Twitter Influencer Analyzer is a web application which collects data from Twitter, Klout and Google Maps to display influence relationships between twitter users.
You will need node.js installed (version 0.8.x or greater),
which comes with npm
(version 1.1.x or greater).
You will also need MongoDB installed, if you want to run the server locally.
Once you have that in order:
-
create a git clone this repository; eg,
git clone https://github.com/ibmjstart/bluemix-sample-tia-node.git
-
run
npm install
to install node pre-req modules
You should create a config.json
in the root directory. It's
listed in .gitignore
, so will not be stored in git. A
sample is available in config.json.txt
.
Set the Klout and Twitter keys as appropriate.

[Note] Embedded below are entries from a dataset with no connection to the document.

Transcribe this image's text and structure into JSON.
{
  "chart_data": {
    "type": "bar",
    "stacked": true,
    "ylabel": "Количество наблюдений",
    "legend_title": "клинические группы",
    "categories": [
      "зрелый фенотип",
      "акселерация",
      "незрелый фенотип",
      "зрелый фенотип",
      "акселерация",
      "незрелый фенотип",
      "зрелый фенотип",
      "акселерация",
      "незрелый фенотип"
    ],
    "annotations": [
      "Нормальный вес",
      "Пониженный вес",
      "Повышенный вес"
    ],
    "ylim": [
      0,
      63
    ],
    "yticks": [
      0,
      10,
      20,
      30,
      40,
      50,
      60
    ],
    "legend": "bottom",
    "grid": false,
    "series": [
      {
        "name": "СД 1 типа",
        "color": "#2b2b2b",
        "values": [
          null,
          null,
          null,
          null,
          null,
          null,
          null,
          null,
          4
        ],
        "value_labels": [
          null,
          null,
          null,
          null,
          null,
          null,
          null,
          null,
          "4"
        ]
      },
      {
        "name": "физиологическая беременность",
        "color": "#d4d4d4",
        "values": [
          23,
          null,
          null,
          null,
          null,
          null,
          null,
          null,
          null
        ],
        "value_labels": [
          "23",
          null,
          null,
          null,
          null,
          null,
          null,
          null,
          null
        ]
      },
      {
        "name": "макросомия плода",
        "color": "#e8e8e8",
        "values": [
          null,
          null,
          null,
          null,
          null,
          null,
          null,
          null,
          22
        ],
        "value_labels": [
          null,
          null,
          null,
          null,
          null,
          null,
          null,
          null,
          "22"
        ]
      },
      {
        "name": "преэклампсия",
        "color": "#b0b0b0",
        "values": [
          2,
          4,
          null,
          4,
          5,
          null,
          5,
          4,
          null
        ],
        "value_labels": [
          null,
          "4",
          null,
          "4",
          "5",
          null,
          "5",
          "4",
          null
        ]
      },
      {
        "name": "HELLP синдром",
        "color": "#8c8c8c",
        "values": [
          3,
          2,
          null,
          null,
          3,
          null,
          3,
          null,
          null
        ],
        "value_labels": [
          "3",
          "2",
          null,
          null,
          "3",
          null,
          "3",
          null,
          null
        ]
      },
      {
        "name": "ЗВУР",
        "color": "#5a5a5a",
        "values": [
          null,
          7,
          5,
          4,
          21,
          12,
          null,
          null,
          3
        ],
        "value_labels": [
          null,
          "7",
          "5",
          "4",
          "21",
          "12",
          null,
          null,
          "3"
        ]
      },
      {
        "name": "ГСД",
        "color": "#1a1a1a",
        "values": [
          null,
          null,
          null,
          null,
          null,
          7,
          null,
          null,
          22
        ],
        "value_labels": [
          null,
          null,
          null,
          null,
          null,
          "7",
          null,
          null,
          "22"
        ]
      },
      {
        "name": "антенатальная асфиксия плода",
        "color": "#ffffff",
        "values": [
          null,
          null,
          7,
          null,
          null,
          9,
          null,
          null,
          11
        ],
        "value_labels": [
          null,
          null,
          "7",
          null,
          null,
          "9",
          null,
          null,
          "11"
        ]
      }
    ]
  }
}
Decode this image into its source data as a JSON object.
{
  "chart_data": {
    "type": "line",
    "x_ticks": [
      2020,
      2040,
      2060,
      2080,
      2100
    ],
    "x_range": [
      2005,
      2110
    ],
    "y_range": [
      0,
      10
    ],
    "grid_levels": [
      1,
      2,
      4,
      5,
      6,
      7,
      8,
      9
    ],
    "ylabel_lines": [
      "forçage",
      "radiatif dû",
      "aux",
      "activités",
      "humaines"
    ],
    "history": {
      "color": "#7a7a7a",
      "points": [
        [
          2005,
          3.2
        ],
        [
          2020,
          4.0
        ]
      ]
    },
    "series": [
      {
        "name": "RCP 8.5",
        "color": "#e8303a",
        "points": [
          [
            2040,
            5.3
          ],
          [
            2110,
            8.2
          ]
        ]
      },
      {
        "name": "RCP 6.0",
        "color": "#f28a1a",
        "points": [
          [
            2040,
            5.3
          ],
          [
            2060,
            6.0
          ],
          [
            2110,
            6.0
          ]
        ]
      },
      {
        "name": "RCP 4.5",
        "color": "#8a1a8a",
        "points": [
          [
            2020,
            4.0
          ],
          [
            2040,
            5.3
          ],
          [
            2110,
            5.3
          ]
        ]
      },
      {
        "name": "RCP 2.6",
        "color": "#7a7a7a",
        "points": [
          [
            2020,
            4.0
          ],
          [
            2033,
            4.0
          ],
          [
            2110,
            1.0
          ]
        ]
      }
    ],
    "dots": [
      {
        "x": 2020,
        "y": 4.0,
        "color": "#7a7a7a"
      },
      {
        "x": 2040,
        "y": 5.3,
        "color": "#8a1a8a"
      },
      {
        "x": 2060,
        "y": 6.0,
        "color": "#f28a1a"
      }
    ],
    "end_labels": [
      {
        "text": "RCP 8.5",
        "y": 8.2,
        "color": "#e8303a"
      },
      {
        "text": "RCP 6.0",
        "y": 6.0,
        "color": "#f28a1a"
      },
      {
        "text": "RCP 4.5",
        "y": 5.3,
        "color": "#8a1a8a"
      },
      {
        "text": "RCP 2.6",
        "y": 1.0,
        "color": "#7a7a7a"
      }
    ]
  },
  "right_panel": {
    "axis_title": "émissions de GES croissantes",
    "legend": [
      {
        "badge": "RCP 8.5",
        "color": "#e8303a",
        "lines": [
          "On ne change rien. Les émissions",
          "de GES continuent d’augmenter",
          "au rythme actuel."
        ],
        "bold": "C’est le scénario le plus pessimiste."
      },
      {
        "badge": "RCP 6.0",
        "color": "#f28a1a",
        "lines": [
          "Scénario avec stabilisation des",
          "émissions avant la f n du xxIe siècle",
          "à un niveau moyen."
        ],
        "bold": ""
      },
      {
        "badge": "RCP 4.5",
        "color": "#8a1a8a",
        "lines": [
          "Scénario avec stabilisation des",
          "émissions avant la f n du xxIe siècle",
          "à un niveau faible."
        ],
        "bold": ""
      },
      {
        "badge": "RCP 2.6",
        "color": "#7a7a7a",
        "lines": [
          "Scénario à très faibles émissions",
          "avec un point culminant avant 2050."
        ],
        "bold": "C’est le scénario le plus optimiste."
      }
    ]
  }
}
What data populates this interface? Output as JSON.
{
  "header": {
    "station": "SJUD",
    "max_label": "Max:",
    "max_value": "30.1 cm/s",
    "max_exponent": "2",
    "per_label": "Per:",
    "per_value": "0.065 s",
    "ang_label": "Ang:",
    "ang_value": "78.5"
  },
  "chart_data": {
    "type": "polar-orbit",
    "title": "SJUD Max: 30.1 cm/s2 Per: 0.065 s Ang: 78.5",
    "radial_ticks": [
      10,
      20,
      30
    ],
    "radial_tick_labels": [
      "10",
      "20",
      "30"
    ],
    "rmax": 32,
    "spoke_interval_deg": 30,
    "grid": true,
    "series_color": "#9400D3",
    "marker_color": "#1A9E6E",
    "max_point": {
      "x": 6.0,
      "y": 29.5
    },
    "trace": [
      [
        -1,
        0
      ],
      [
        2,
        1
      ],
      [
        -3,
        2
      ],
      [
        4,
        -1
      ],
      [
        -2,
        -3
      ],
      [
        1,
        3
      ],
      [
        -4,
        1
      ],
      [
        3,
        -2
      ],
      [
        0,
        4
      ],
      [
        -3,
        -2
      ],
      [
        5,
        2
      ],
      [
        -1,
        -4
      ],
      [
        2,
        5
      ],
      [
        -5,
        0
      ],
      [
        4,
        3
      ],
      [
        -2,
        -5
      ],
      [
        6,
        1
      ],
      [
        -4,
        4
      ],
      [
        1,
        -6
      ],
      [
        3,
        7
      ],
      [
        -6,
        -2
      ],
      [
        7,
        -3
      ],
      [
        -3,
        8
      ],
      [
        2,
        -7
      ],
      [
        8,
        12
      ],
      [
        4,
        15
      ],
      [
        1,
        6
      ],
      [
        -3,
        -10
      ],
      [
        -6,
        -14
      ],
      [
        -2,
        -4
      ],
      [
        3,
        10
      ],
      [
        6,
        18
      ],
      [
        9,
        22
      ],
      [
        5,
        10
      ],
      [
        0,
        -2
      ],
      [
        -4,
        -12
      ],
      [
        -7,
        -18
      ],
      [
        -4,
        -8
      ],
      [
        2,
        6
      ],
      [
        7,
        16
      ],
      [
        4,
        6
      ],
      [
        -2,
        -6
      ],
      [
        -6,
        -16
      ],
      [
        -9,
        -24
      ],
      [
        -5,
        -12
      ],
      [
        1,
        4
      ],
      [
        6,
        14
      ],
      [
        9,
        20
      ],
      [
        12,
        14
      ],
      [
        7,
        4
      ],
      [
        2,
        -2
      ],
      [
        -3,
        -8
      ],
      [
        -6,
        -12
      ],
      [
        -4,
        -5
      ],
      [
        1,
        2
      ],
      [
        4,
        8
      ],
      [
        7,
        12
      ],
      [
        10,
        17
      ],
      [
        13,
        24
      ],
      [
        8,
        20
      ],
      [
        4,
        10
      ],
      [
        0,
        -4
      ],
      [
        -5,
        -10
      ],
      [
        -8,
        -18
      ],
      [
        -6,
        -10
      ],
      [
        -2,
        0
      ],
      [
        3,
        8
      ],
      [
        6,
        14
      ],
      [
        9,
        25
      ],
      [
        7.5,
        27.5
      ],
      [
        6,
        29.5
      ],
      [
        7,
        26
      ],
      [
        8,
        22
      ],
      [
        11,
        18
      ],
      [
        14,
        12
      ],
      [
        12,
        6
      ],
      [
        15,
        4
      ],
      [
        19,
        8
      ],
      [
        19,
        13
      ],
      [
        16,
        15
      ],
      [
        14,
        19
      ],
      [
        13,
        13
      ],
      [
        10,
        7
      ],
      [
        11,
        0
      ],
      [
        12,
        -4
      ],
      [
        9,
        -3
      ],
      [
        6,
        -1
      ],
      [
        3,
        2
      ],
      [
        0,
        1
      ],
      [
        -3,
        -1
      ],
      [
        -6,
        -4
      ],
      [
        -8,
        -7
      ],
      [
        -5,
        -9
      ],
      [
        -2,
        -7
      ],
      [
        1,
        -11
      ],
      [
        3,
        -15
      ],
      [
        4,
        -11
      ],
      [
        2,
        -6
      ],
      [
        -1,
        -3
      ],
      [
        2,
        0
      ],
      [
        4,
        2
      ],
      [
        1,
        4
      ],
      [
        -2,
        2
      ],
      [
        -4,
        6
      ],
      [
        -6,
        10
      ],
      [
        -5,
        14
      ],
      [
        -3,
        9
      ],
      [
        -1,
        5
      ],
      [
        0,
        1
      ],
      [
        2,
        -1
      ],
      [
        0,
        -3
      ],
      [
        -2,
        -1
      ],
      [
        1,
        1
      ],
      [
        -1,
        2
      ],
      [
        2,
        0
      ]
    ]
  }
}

For Klout, you can obtain a developer key here: http://klout.com/s/developers/home
For Twitter, you can obtain a key and secret here: https://dev.twitter.com/
Note that you just need simple keys here; for neither klout nor twitter will the user ever "sign in" - this application only deals with public data.
To run locally, you will need a mongodb server running, at the URL:
mongodb://localhost:27017
. It will use a database named
bluemix-sample-tia-node
when run locally.
use one of:
node app.js
node lib/cli.js
npm start
./build.coffee serve
(build serve
on Windows)./build.coffee watch
(does not run on on Windows)
The first four all do the same thing.
./build.coffee watch
is used at development time. It will watch the source
directories, and restart the server when they change.
The server will print the URL at which it's available after it's started.
You should see something like this when you run:
bluemix-sample-tia-node: mongo: url: mongodb://localhost:27017/bluemix-sample-tia-node
bluemix-sample-tia-node: connecting...
bluemix-sample-tia-node: connected
bluemix-sample-tia-node: ---------------------------------------------------------------
bluemix-sample-tia-node: twitter bearer token retrieved
bluemix-sample-tia-node: starting server on pid 82546 at http://localhost:8000
You will first need to create a new mongodb service.
The app expects that you will have only one service bound, with a name starting
with 'mongo'
.
After creating the service, push the app from this directory (after running
the initial installation as noted above), binding to your new mongo*
service.
The commands will be something like this:
$ cf create-service
<select mongodb, verison >= 2.2>
<use default name of mongodb-{hexdigits}>
<Update manifest.yml file with App Name, Hostname and MongoDb hexdigits>
$ cf push
<watch a bunch of stuff happen>
Push successful! App '{unique-name}' available at http://{unique-name}.{default-domain}
Note that the app has only been tested on node 0.8.x and above.
That should be it! Head over to your app's URL to start exploring!
The app consists of 4 types of pages:
-
the home page, which lists all the twitter users you have explored
-
an individual's user page, displaying information about that user
-
the messages page, displaying error and informational messages
-
the help page, providing a legend of some of the symbols used
When you run the first time, there will be no users listed on the home page. Enter one in the prompter on the page, and press the Analyze button. That should take you to the individual's user page. When you traverse back to home (press the back button - or you can always click the 'Home' link at the top), you'll see that user in the list. As you explore more users, they will be pushed to the top of the list.
The list provides a "delete" button to remove the user from the list, a green badge showing their klout score, a search icon button which will display the individual's user page, and a twitter icon button which will take you to the user's twitter page.
The list of users is stored in your browsers local storage - it's not saved anywhere on the web.
The individual user page displays up to 4 things:
-
list of twitter users this user is influenced by
-
list of twitter users that are influenced by this user
-
recent tweets
-
a Google map if any tweets are geo-coded
For each of the influenced by and influences users, their klout score badget, a search icon button, and twitter icon button are displayed. Click on the search icon button to display that user's individual user page.
For tweets which are geo-coded, a numeric badge link is displayed; click on that bad to display the referenced location in Google Maps.
The web app is contructed as a single-page-app using
AngularJS. The web resources - html, css, and js files
are located in the www
directory. Each 'page' in the app is designed as
a separate html view, with a controller to go with, located in the
www/controllers
directory.
The web app issues XHR requests back to the server to get dynamic data from klout and twitter. To make the system appear non-laggy, the data previously returned from an XHR request is shown on the web page before the more recent data is returned from the server. Often, the data won't change.
The list of users you've explored, and other not-frequently changing data
is persisted to localStorage
, bypassing the need to store that personal
data 'in the cloud'.
Google maps are generated in the browser using the Google Static Maps API.
The server does three basic things:
-
serves static content for the web app - html, css, and js files
-
serves XHR requests for klout and twitter data
-
persists data in a MongoDB cache
XHR requests are first checked to see if there is a recent response value in the MongoDB cache. If there is, it's returned. Otherwise, a request is made of the appropriate service, and the response is then added to the cache, for future requests.
The data in the MongoDB cache is expired, over time, using MongoDB's ttl expiration feature. This feature requires version MongoDB 2.2.